Kampala, Uganda | THE INDEPENDENT | The Police’s Directorate of Forensic Science – DFS has distributed 330 Scene of Crimes Officers to ease the collection of exhibits at crime scenes.
Andrew Mubiru, the Acting Director DFS said the personnel have been deployed at least in each of the districts in the country. In some crime-prone areas, two or three SOCOs have been deployed.
Mubiru was speaking on Thursday at the commissioning of DFS which has been under construction since 2014.
SOCOs are police personnel who are trained in securing and collecting even the tiniest piece of an exhibit at the crime scene so that it can be used as evidence during the prosecution of suspects.
Mubiru said with now a full-fledged DFS case backlog that has been requiring scientific evidence will reduce.

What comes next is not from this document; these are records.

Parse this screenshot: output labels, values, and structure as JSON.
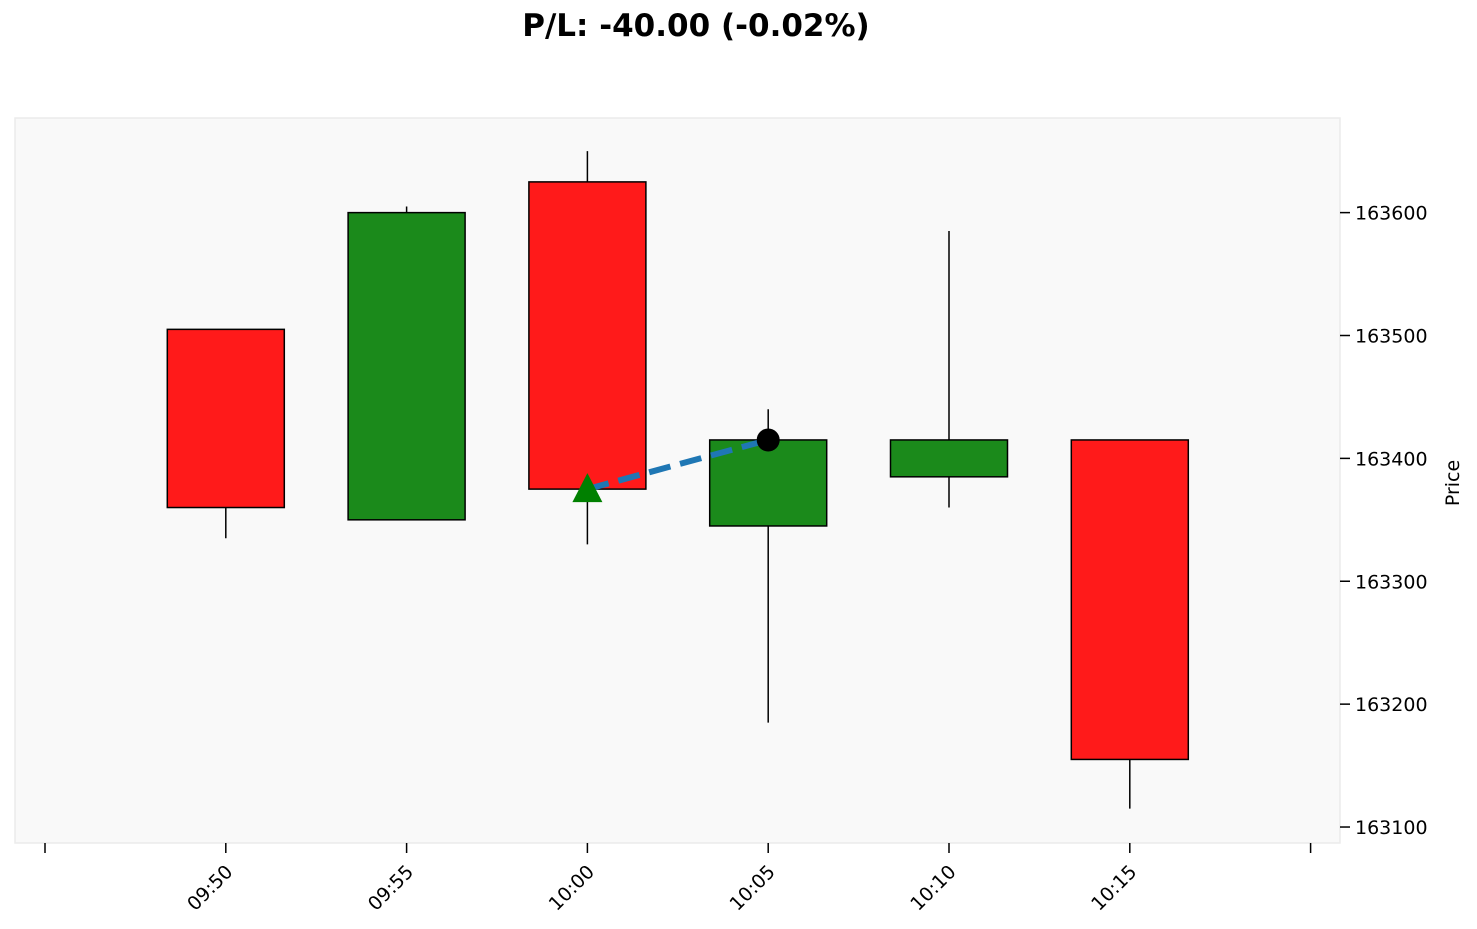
{
  "title": "P/L: -40.00 (-0.02%)",
  "chart_data": {
    "type": "candlestick",
    "title": "P/L: -40.00 (-0.02%)",
    "xlabel": "",
    "ylabel": "Price",
    "ylim": [
      163087,
      163677
    ],
    "yticks": [
      163100,
      163200,
      163300,
      163400,
      163500,
      163600
    ],
    "ytick_labels": [
      "163100",
      "163200",
      "163300",
      "163400",
      "163500",
      "163600"
    ],
    "xticks": [
      "09:45",
      "09:50",
      "09:55",
      "10:00",
      "10:05",
      "10:10",
      "10:15",
      "10:20"
    ],
    "xtick_labels": [
      "",
      "09:50",
      "09:55",
      "10:00",
      "10:05",
      "10:10",
      "10:15",
      ""
    ],
    "candles": [
      {
        "time": "09:50",
        "open": 163505,
        "high": 163505,
        "low": 163335,
        "close": 163360,
        "direction": "down"
      },
      {
        "time": "09:55",
        "open": 163350,
        "high": 163605,
        "low": 163350,
        "close": 163600,
        "direction": "up"
      },
      {
        "time": "10:00",
        "open": 163625,
        "high": 163650,
        "low": 163330,
        "close": 163375,
        "direction": "down"
      },
      {
        "time": "10:05",
        "open": 163345,
        "high": 163440,
        "low": 163185,
        "close": 163415,
        "direction": "up"
      },
      {
        "time": "10:10",
        "open": 163385,
        "high": 163585,
        "low": 163360,
        "close": 163415,
        "direction": "up"
      },
      {
        "time": "10:15",
        "open": 163415,
        "high": 163415,
        "low": 163115,
        "close": 163155,
        "direction": "down"
      }
    ],
    "trade": {
      "entry": {
        "time": "10:00",
        "price": 163375,
        "marker": "triangle-up"
      },
      "exit": {
        "time": "10:05",
        "price": 163415,
        "marker": "circle"
      }
    },
    "grid": false,
    "legend": "none",
    "colors": {
      "up": "#1b8a1b",
      "down": "#ff1a1a",
      "entry_marker": "#008000",
      "exit_marker": "#000000",
      "trade_line": "#1f77b4",
      "plot_background": "#f9f9f9"
    }
  }
}
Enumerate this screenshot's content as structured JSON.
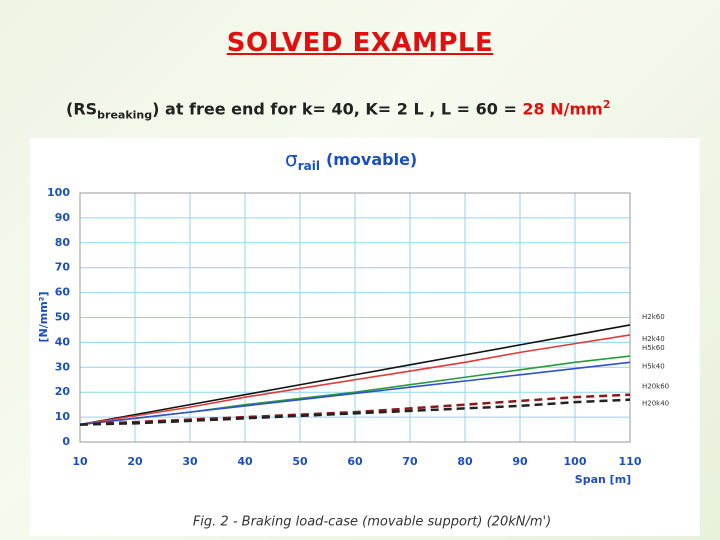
{
  "header": {
    "title": "SOLVED EXAMPLE",
    "subtitle": {
      "prefix": "(RS",
      "subscript": "breaking",
      "middle": ") at free end for k= 40, K= 2 L , L = 60 = ",
      "result": "28 N/mm",
      "superscript": "2"
    }
  },
  "chart_data": {
    "type": "line",
    "title": {
      "symbol": "σ",
      "subscript": "rail",
      "text": "(movable)"
    },
    "x_label": "Span [m]",
    "y_label": "[N/mm²]",
    "caption": "Fig. 2 - Braking load-case (movable support) (20kN/m')",
    "x": [
      10,
      20,
      30,
      40,
      50,
      60,
      70,
      80,
      90,
      100,
      110
    ],
    "series": [
      {
        "name": "H2k60",
        "color": "#111111",
        "dashed": false,
        "values": [
          7,
          11,
          15,
          19,
          23,
          27,
          31,
          35,
          39,
          43,
          47
        ]
      },
      {
        "name": "H2k40",
        "color": "#e03a3a",
        "dashed": false,
        "values": [
          7,
          10.5,
          14,
          18,
          21.5,
          25,
          28.5,
          32,
          36,
          39.5,
          43
        ]
      },
      {
        "name": "H5k60",
        "color": "#2a9a3a",
        "dashed": false,
        "values": [
          7,
          9.5,
          12,
          15,
          17.5,
          20,
          23,
          26,
          29,
          32,
          34.5
        ]
      },
      {
        "name": "H5k40",
        "color": "#3050d0",
        "dashed": false,
        "values": [
          7,
          9.5,
          12,
          14.5,
          17,
          19.5,
          22,
          24.5,
          27,
          29.5,
          32
        ]
      },
      {
        "name": "H20k60",
        "color": "#8b1a1a",
        "dashed": true,
        "values": [
          7,
          8,
          9,
          10,
          11,
          12,
          13.5,
          15,
          16.5,
          18,
          19
        ]
      },
      {
        "name": "H20k40",
        "color": "#222222",
        "dashed": true,
        "values": [
          7,
          7.5,
          8.5,
          9.5,
          10.5,
          11.5,
          12.5,
          13.5,
          14.5,
          16,
          17
        ]
      }
    ],
    "xlim": [
      10,
      110
    ],
    "ylim": [
      0,
      100
    ],
    "xticks": [
      10,
      20,
      30,
      40,
      50,
      60,
      70,
      80,
      90,
      100,
      110
    ],
    "yticks": [
      0,
      10,
      20,
      30,
      40,
      50,
      60,
      70,
      80,
      90,
      100
    ],
    "grid": true
  }
}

DFS is an addition to Closed Circuit Television -CCTV National Command Centre where the police force is transforming from an along the way of policing to using modern technology through aiding 24/7 monitoring of crime and ease in investigations.
Criminal Investigations Directorate headed by Grace Akullo, in its reports has been listing delayed forensic reports as one of the major reasons dragging on cases of murder, rape, defilement, poisoning, forgery and corruption.
Out of more than 220,000 cases recorded in 2019, CID only took 34 percent to court because of delayed forensic evidence and the inadequate number of detectives.
Mubiru said cases of gun violence and explosion will no longer be difficult to investigate after the commissioning of DFS.
Gun investigations have been dragging on for years. Most of the prominent persons killed using guns since 2014 have had their cases dismissed or suspects acquitted for lack of evidence.
In some gun cases such as the murder of State Prosecutor, Joan Kagezi and Arua Municipality MP Ibrahim Abriga and many others, the police have failed to arrest the suspects despite picking cartridges at crime scenes.
Mubiru informed Principal Judge, Dr Flavian Zeija, who was the chief guest accompanied by deputy IGP Maj Gen Paul Lokech that with DFS gun cases shall be easy to investigate since data of all firearms in hands of police, individuals and Private Security Organizations is now readily available.
At least 57,000 guns have been documented in the last one year save those held by military agencies.